Moving into an apartment with no kitchen is less of a liability if you live above a deli. Same thing here. Having more download capacity makes Juno’s limited storage less of a problem. Hansen realized this during those early meetings that brought together all the people working on Juno. She was able to increase the capacity by talking NASA into letting the mission send its data to larger terrestrial satellite dishes — 70-meter dishes, instead of the 34-meter ones used by most spacecraft.
It’s a big win. Juno’s maximum capacity of 25 kilobytes per second is based on the 70-meter dishes. In contrast, Kurth told me, the 34-meter dishes have a capacity closer to 3.75 kilobytes per second.
Because Hansen increased its data capacity early on, the Juno team has less to disagree about now. In fact, the Juno team has had a science plan in place for every single orbit since long before the spacecraft reached Jupiter. There will likely be adjustments made to those plans after each orbit, Kurth said. But it’s less stressful knowing that there is a plan in place already, rather than starting from scratch.
Unfortunately, not all spacecraft missions can follow this model. Trina Ray, who now has Bolton and Hansen’s old job as co-chair of Cassini’s Titan team, said that mission — which is ongoing — operates at a much larger scale than Juno. Not only are there more scientific instruments, there are more targets to study — Saturn (a planet only a little smaller than Jupiter), its moon Titan, its rings and more — along with more people involved. Cassini could never have gotten all those people in a room at the beginning and had them plan everything in parallel.

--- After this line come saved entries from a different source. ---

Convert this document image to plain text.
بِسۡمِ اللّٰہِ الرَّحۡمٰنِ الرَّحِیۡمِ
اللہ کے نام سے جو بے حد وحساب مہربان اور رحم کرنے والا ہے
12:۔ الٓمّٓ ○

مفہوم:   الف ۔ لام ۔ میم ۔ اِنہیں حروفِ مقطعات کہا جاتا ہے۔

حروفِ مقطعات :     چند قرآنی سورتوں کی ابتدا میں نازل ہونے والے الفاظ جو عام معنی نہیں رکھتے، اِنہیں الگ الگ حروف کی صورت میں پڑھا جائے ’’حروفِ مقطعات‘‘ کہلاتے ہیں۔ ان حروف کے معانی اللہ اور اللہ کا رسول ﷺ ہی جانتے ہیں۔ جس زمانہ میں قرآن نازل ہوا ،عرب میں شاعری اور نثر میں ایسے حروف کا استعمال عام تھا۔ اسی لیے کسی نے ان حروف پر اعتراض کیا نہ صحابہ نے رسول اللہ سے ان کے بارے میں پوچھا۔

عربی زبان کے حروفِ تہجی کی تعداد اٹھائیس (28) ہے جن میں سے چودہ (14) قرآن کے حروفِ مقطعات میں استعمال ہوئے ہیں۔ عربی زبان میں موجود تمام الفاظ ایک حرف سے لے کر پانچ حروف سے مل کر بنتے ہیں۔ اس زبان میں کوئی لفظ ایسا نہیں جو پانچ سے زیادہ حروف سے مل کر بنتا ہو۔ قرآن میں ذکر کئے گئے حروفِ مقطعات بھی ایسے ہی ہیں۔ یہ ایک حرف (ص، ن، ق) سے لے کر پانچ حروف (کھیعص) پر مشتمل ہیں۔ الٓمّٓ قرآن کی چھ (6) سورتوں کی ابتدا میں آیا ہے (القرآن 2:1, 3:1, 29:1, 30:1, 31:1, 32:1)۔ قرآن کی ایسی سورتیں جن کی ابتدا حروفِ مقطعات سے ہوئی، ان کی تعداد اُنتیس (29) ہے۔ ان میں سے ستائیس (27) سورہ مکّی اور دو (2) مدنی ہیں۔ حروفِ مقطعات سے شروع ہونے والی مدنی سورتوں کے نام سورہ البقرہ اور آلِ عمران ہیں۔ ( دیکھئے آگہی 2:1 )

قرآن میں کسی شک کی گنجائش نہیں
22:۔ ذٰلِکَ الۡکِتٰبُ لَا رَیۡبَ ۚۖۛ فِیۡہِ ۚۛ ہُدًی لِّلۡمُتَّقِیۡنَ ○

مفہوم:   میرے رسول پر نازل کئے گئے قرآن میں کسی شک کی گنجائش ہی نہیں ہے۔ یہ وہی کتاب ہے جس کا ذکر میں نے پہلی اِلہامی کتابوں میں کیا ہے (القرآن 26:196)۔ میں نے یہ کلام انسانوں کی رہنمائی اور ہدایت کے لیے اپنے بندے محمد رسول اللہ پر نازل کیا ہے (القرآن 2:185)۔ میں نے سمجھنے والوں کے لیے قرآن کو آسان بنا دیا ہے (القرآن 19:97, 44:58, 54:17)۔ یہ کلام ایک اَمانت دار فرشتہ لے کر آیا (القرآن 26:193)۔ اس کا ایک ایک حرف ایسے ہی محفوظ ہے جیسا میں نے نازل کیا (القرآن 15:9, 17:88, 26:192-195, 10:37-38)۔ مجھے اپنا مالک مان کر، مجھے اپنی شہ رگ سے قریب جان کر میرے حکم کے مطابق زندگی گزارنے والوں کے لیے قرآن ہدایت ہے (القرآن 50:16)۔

Likewise, Cassini is too big an investment — in money, in time, in people, in resources — for NASA to put it under the control of a single primary investigator, the way Bolton is in charge of Juno.

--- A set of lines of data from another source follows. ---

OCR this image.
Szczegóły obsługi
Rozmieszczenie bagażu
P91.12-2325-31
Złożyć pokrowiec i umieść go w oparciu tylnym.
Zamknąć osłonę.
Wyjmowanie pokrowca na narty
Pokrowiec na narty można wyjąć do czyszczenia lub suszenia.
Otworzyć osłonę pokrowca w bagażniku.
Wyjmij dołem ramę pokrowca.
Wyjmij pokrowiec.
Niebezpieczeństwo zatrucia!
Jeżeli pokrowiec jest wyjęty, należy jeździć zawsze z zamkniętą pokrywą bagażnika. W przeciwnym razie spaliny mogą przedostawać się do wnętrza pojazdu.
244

But that’s not to say there aren’t lessons a big mission can learn. For instance, Ray uses a system she said she learned from Hansen and Bolton, where each science team has to pitch the others on the merits of its research and why it deserves, say, a certain amount of storage or downlink time. Then the teams make the allocations together, as a transparent consensus process. To her, it’s so obvious that managing people is part and parcel with managing whiz-bang technology that she told me she wouldn’t even have thought to explicitly state that fact.
Kurth agreed. “There’s a lot more to a mission than, ‘This is my instrument, I provided it, and all I’m going to do is write papers,’” he said. “There’s a lot of activities that go on that can’t be done in a vacuum like that. You have to work with your other investigators.”
CORRECTION (July 18, 12:58 p.m.): An earlier version of this article misstated the part of the author’s laptop that has 8 gigabytes of capacity. It is her RAM, not her hard drive.
CORRECTION (July 21, 4:05 p.m.): An earlier version of this article incorrectly described NASA’s Cassini spacecraft. It did not have solar panels.